A company says it has developed a way to extract the high-value protein from canola meal so it is more useful for fish
Canola protein is great feed for fish.
Or at least, it should be, but today it isn’t.
Canola meal contains fibre and “anti-nutritional” factors that make canola meal indigestible for fish, so the protein in the meal can’t do them any good.
It’s something Botaneco intends to change with a novel processing approach that will remove the bad stuff and leave the canola protein as a high value fish feed.
“We can remove all that stuff,” said David Dzisiak, chief operating officer of Botaneco, the company that is developing the protein extraction process along with partners Corteva Agrisciences and Rowland Farms.
“It takes a lot of know-how.”
The company hopes to build a plant that can process “several hundred thousand tonnes” of canola per year.
In June 2019 the Botaneco project received a $4 million matching grant from Protein Industries Canada, the federal supercluster initiative, to develop the process and the company just reported good results from nutritional tests carried out in Prince Edward Island.
Salmon fed the extracted protein product, which is 75 percent protein, “showed excellent feed acceptance, salmon growth and weight gain,” according to Protein Industries Canada.
The tests were carried out at the Centre for Aquaculture Technologies.
Researchers have long known that canola protein could work well for aquaculture feed, but canola meal wouldn’t because of the fibre and other negative factors.
Extracting that protein has not been a focus of the canola industry till recently, with most of the value of the seed found in the oil and the remaining meal working well as a dairy feed.
But squeezing more value out of the canola seed and getting direct value from the protein is something that has gained a lot of attention in the last few years, with the plant protein trend beginning to value that component as more than a byproduct.

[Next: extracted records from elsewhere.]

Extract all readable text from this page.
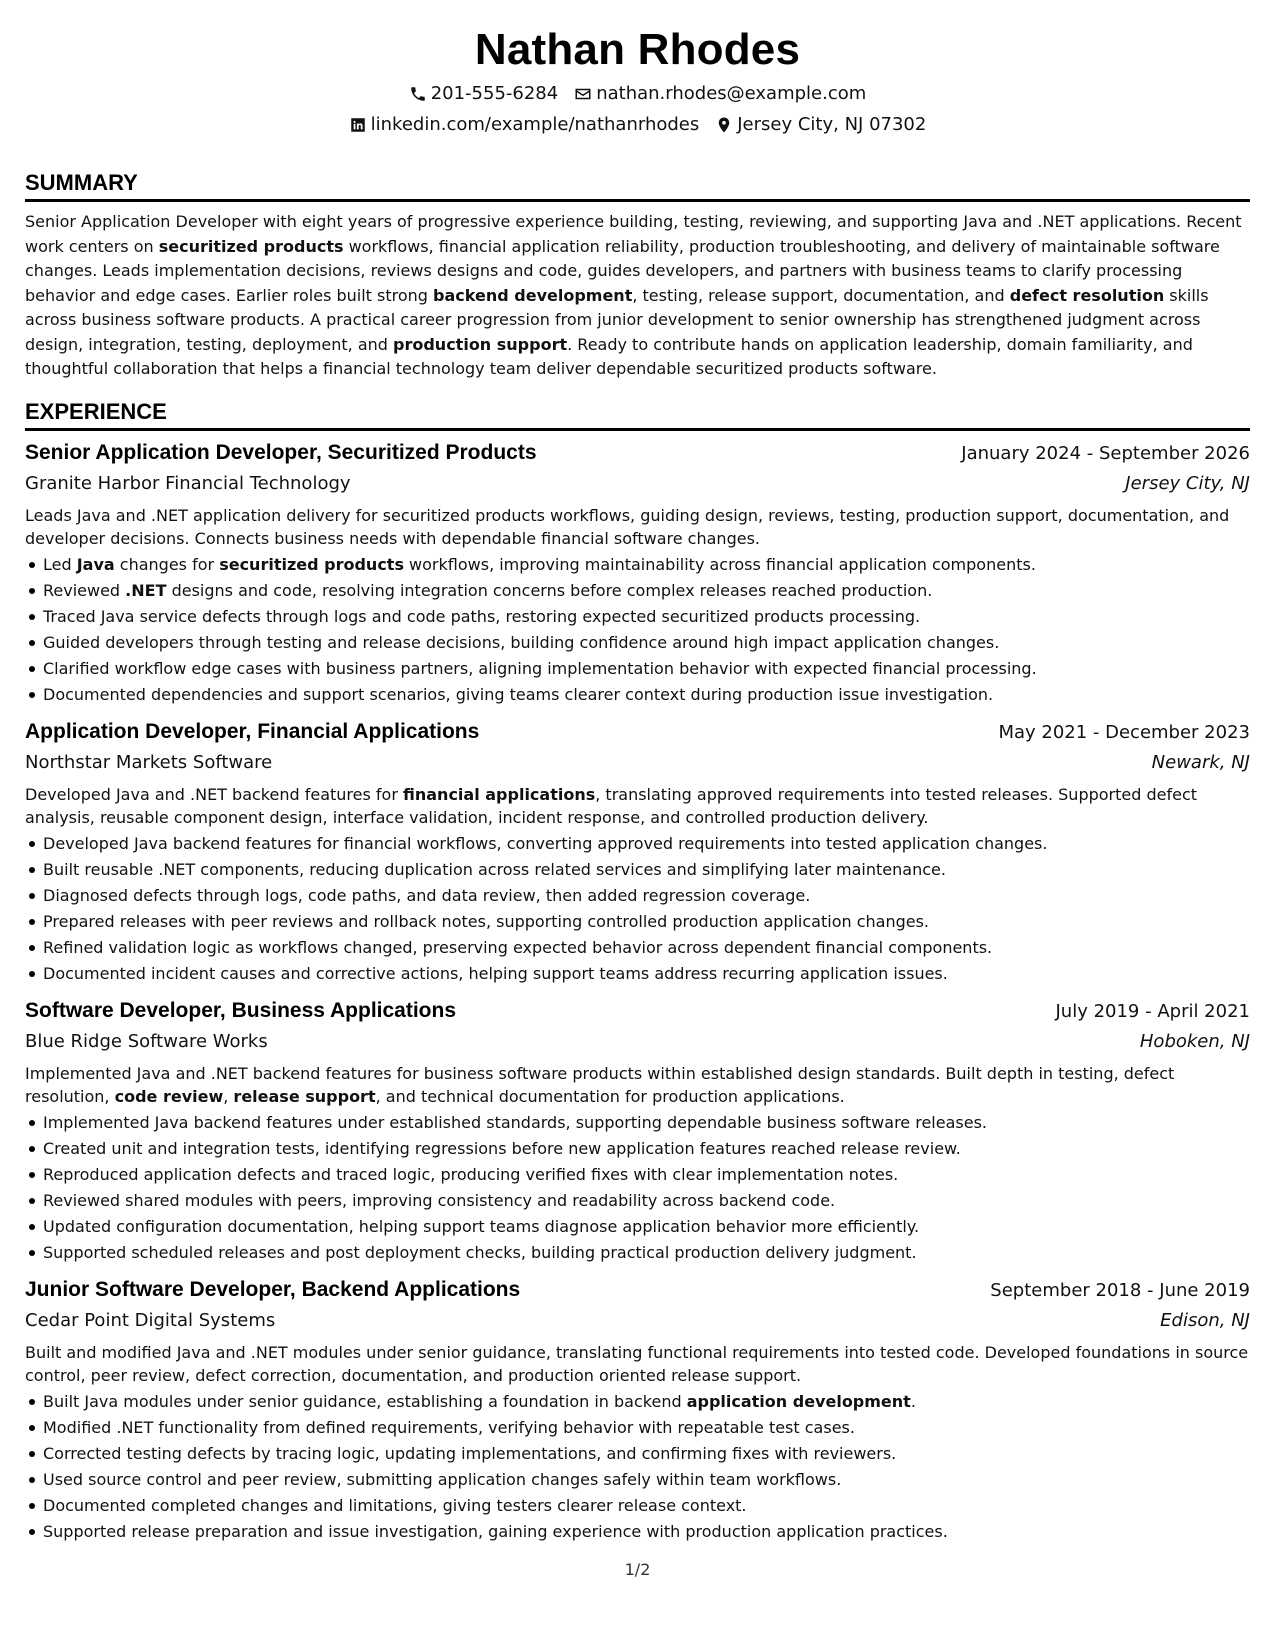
Nathan Rhodes
201-555-6284 nathan.rhodes@example.com
linkedin.com/example/nathanrhodes Jersey City, NJ 07302
SUMMARY
Senior Application Developer with eight years of progressive experience building, testing, reviewing, and supporting Java and .NET applications. Recent work centers on securitized products workflows, financial application reliability, production troubleshooting, and delivery of maintainable software changes. Leads implementation decisions, reviews designs and code, guides developers, and partners with business teams to clarify processing behavior and edge cases. Earlier roles built strong backend development, testing, release support, documentation, and defect resolution skills across business software products. A practical career progression from junior development to senior ownership has strengthened judgment across design, integration, testing, deployment, and production support. Ready to contribute hands on application leadership, domain familiarity, and thoughtful collaboration that helps a financial technology team deliver dependable securitized products software.
EXPERIENCE
Senior Application Developer, Securitized Products	January 2024 - September 2026
Granite Harbor Financial Technology	Jersey City, NJ
Leads Java and .NET application delivery for securitized products workflows, guiding design, reviews, testing, production support, documentation, and developer decisions. Connects business needs with dependable financial software changes.
Led Java changes for securitized products workflows, improving maintainability across financial application components.
Reviewed .NET designs and code, resolving integration concerns before complex releases reached production.
Traced Java service defects through logs and code paths, restoring expected securitized products processing.
Guided developers through testing and release decisions, building confidence around high impact application changes.
Clarified workflow edge cases with business partners, aligning implementation behavior with expected financial processing.
Documented dependencies and support scenarios, giving teams clearer context during production issue investigation.
Application Developer, Financial Applications	May 2021 - December 2023
Northstar Markets Software	Newark, NJ
Developed Java and .NET backend features for financial applications, translating approved requirements into tested releases. Supported defect analysis, reusable component design, interface validation, incident response, and controlled production delivery.
Developed Java backend features for financial workflows, converting approved requirements into tested application changes.
Built reusable .NET components, reducing duplication across related services and simplifying later maintenance.
Diagnosed defects through logs, code paths, and data review, then added regression coverage.
Prepared releases with peer reviews and rollback notes, supporting controlled production application changes.
Refined validation logic as workflows changed, preserving expected behavior across dependent financial components.
Documented incident causes and corrective actions, helping support teams address recurring application issues.
Software Developer, Business Applications	July 2019 - April 2021
Blue Ridge Software Works	Hoboken, NJ
Implemented Java and .NET backend features for business software products within established design standards. Built depth in testing, defect resolution, code review, release support, and technical documentation for production applications.
Implemented Java backend features under established standards, supporting dependable business software releases.
Created unit and integration tests, identifying regressions before new application features reached release review.
Reproduced application defects and traced logic, producing verified fixes with clear implementation notes.
Reviewed shared modules with peers, improving consistency and readability across backend code.
Updated configuration documentation, helping support teams diagnose application behavior more efficiently.
Supported scheduled releases and post deployment checks, building practical production delivery judgment.
Junior Software Developer, Backend Applications	September 2018 - June 2019
Cedar Point Digital Systems	Edison, NJ
Built and modified Java and .NET modules under senior guidance, translating functional requirements into tested code. Developed foundations in source control, peer review, defect correction, documentation, and production oriented release support.
Built Java modules under senior guidance, establishing a foundation in backend application development.
Modified .NET functionality from defined requirements, verifying behavior with repeatable test cases.
Corrected testing defects by tracing logic, updating implementations, and confirming fixes with reviewers.
Used source control and peer review, submitting application changes safely within team workflows.
Documented completed changes and limitations, giving testers clearer release context.
Supported release preparation and issue investigation, gaining experience with production application practices.
1/2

The Botaneco process can work on either the whole seed or just the meal. It employs room temperature water, no solvents or chemicals, and separates the oil, fibre, protein and other components.

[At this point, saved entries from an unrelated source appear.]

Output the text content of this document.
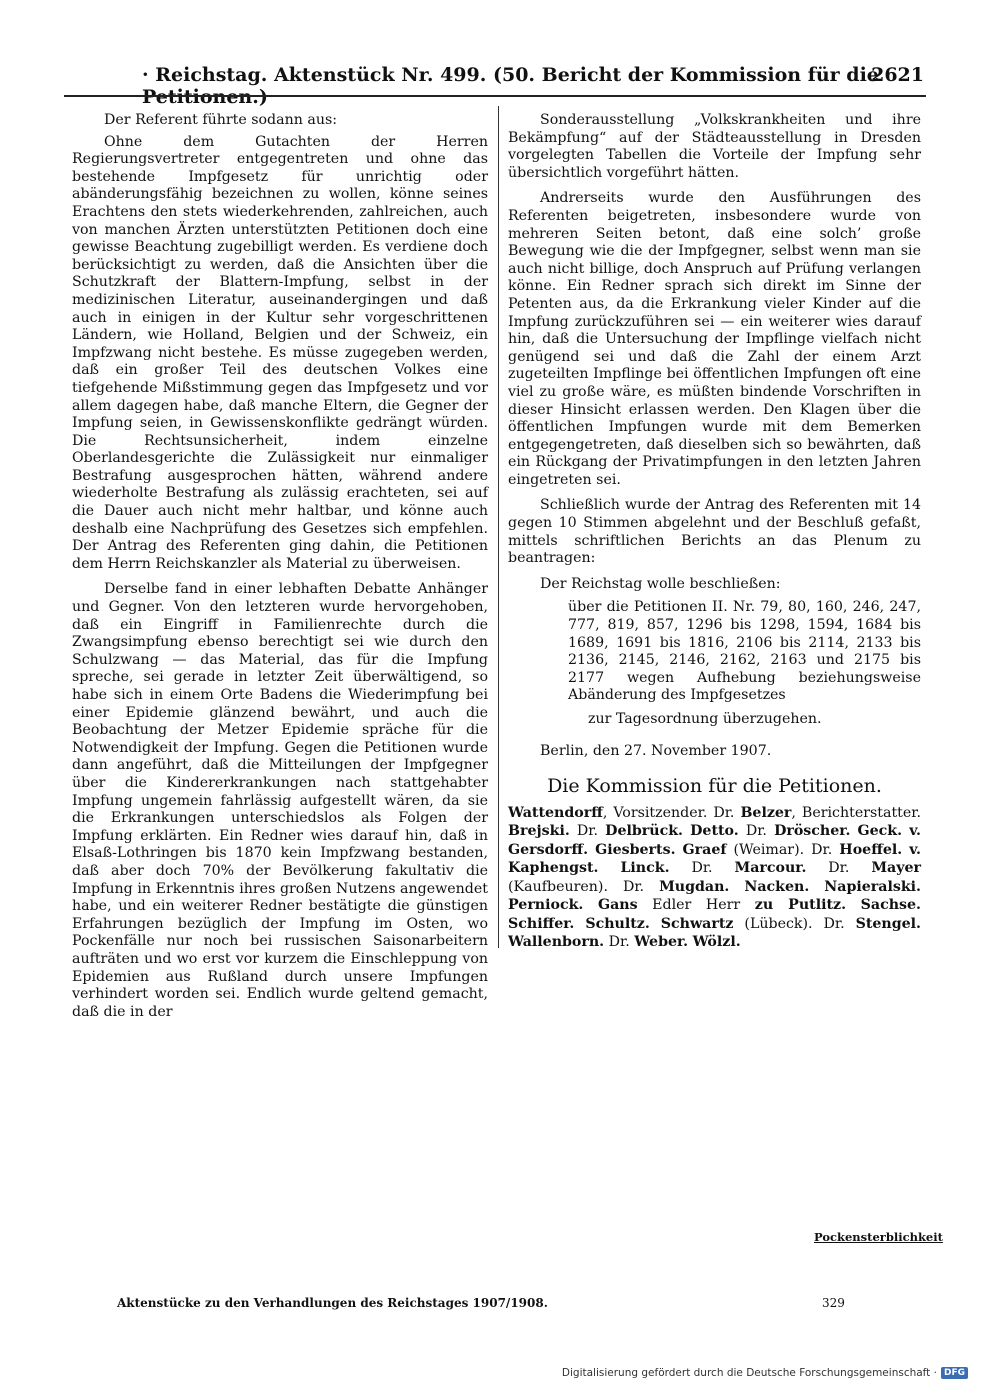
· Reichstag. Aktenstück Nr. 499. (50. Bericht der Kommission für die Petitionen.)
2621

Der Referent führte sodann aus:

Ohne dem Gutachten der Herren Regierungsvertreter entgegentreten und ohne das bestehende Impfgesetz für unrichtig oder abänderungsfähig bezeichnen zu wollen, könne seines Erachtens den stets wiederkehrenden, zahlreichen, auch von manchen Ärzten unterstützten Petitionen doch eine gewisse Beachtung zugebilligt werden. Es verdiene doch berücksichtigt zu werden, daß die Ansichten über die Schutzkraft der Blattern-Impfung, selbst in der medizinischen Literatur, auseinandergingen und daß auch in einigen in der Kultur sehr vorgeschrittenen Ländern, wie Holland, Belgien und der Schweiz, ein Impfzwang nicht bestehe. Es müsse zugegeben werden, daß ein großer Teil des deutschen Volkes eine tiefgehende Mißstimmung gegen das Impfgesetz und vor allem dagegen habe, daß manche Eltern, die Gegner der Impfung seien, in Gewissenskonflikte gedrängt würden. Die Rechtsunsicherheit, indem einzelne Oberlandesgerichte die Zulässigkeit nur einmaliger Bestrafung ausgesprochen hätten, während andere wiederholte Bestrafung als zulässig erachteten, sei auf die Dauer auch nicht mehr haltbar, und könne auch deshalb eine Nachprüfung des Gesetzes sich empfehlen. Der Antrag des Referenten ging dahin, die Petitionen dem Herrn Reichskanzler als Material zu überweisen.

Derselbe fand in einer lebhaften Debatte Anhänger und Gegner. Von den letzteren wurde hervorgehoben, daß ein Eingriff in Familienrechte durch die Zwangsimpfung ebenso berechtigt sei wie durch den Schulzwang — das Material, das für die Impfung spreche, sei gerade in letzter Zeit überwältigend, so habe sich in einem Orte Badens die Wiederimpfung bei einer Epidemie glänzend bewährt, und auch die Beobachtung der Metzer Epidemie spräche für die Notwendigkeit der Impfung. Gegen die Petitionen wurde dann angeführt, daß die Mitteilungen der Impfgegner über die Kindererkrankungen nach stattgehabter Impfung ungemein fahrlässig aufgestellt wären, da sie die Erkrankungen unterschiedslos als Folgen der Impfung erklärten. Ein Redner wies darauf hin, daß in Elsaß-Lothringen bis 1870 kein Impfzwang bestanden, daß aber doch 70% der Bevölkerung fakultativ die Impfung in Erkenntnis ihres großen Nutzens angewendet habe, und ein weiterer Redner bestätigte die günstigen Erfahrungen bezüglich der Impfung im Osten, wo Pockenfälle nur noch bei russischen Saisonarbeitern aufträten und wo erst vor kurzem die Einschleppung von Epidemien aus Rußland durch unsere Impfungen verhindert worden sei. Endlich wurde geltend gemacht, daß die in der

Sonderausstellung „Volkskrankheiten und ihre Bekämpfung“ auf der Städteausstellung in Dresden vorgelegten Tabellen die Vorteile der Impfung sehr übersichtlich vorgeführt hätten.

Andrerseits wurde den Ausführungen des Referenten beigetreten, insbesondere wurde von mehreren Seiten betont, daß eine solch’ große Bewegung wie die der Impfgegner, selbst wenn man sie auch nicht billige, doch Anspruch auf Prüfung verlangen könne. Ein Redner sprach sich direkt im Sinne der Petenten aus, da die Erkrankung vieler Kinder auf die Impfung zurückzuführen sei — ein weiterer wies darauf hin, daß die Untersuchung der Impflinge vielfach nicht genügend sei und daß die Zahl der einem Arzt zugeteilten Impflinge bei öffentlichen Impfungen oft eine viel zu große wäre, es müßten bindende Vorschriften in dieser Hinsicht erlassen werden. Den Klagen über die öffentlichen Impfungen wurde mit dem Bemerken entgegengetreten, daß dieselben sich so bewährten, daß ein Rückgang der Privatimpfungen in den letzten Jahren eingetreten sei.

Schließlich wurde der Antrag des Referenten mit 14 gegen 10 Stimmen abgelehnt und der Beschluß gefaßt, mittels schriftlichen Berichts an das Plenum zu beantragen:

Der Reichstag wolle beschließen:
über die Petitionen II. Nr. 79, 80, 160, 246, 247, 777, 819, 857, 1296 bis 1298, 1594, 1684 bis 1689, 1691 bis 1816, 2106 bis 2114, 2133 bis 2136, 2145, 2146, 2162, 2163 und 2175 bis 2177 wegen Aufhebung beziehungsweise Abänderung des Impfgesetzes
zur Tagesordnung überzugehen.
Berlin, den 27. November 1907.
Die Kommission für die Petitionen.
Wattendorff, Vorsitzender. Dr. Belzer, Berichterstatter. Brejski. Dr. Delbrück. Detto. Dr. Dröscher. Geck. v. Gersdorff. Giesberts. Graef (Weimar). Dr. Hoeffel. v. Kaphengst. Linck. Dr. Marcour. Dr. Mayer (Kaufbeuren). Dr. Mugdan. Nacken. Napieralski. Perniock. Gans Edler Herr zu Putlitz. Sachse. Schiffer. Schultz. Schwartz (Lübeck). Dr. Stengel. Wallenborn. Dr. Weber. Wölzl.
Pockensterblichkeit
Aktenstücke zu den Verhandlungen des Reichstages 1907/1908.	329
Digitalisierung gefördert durch die Deutsche Forschungsgemeinschaft · DFG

The process is difficult, something Dzisiak feels will protect his company’s intellectual property.
It has also applied for a number of patents based on the protein product.
Aquaculture is a growing element of the global fish trade. Canada is one of the major players, with European countries and Chile providing much of the globally-traded supplies.
Dzisiak thinks a commercial-sized plant could supply the North American market.
The product could also be used by the Asian shrimp industry and in European aquaculture.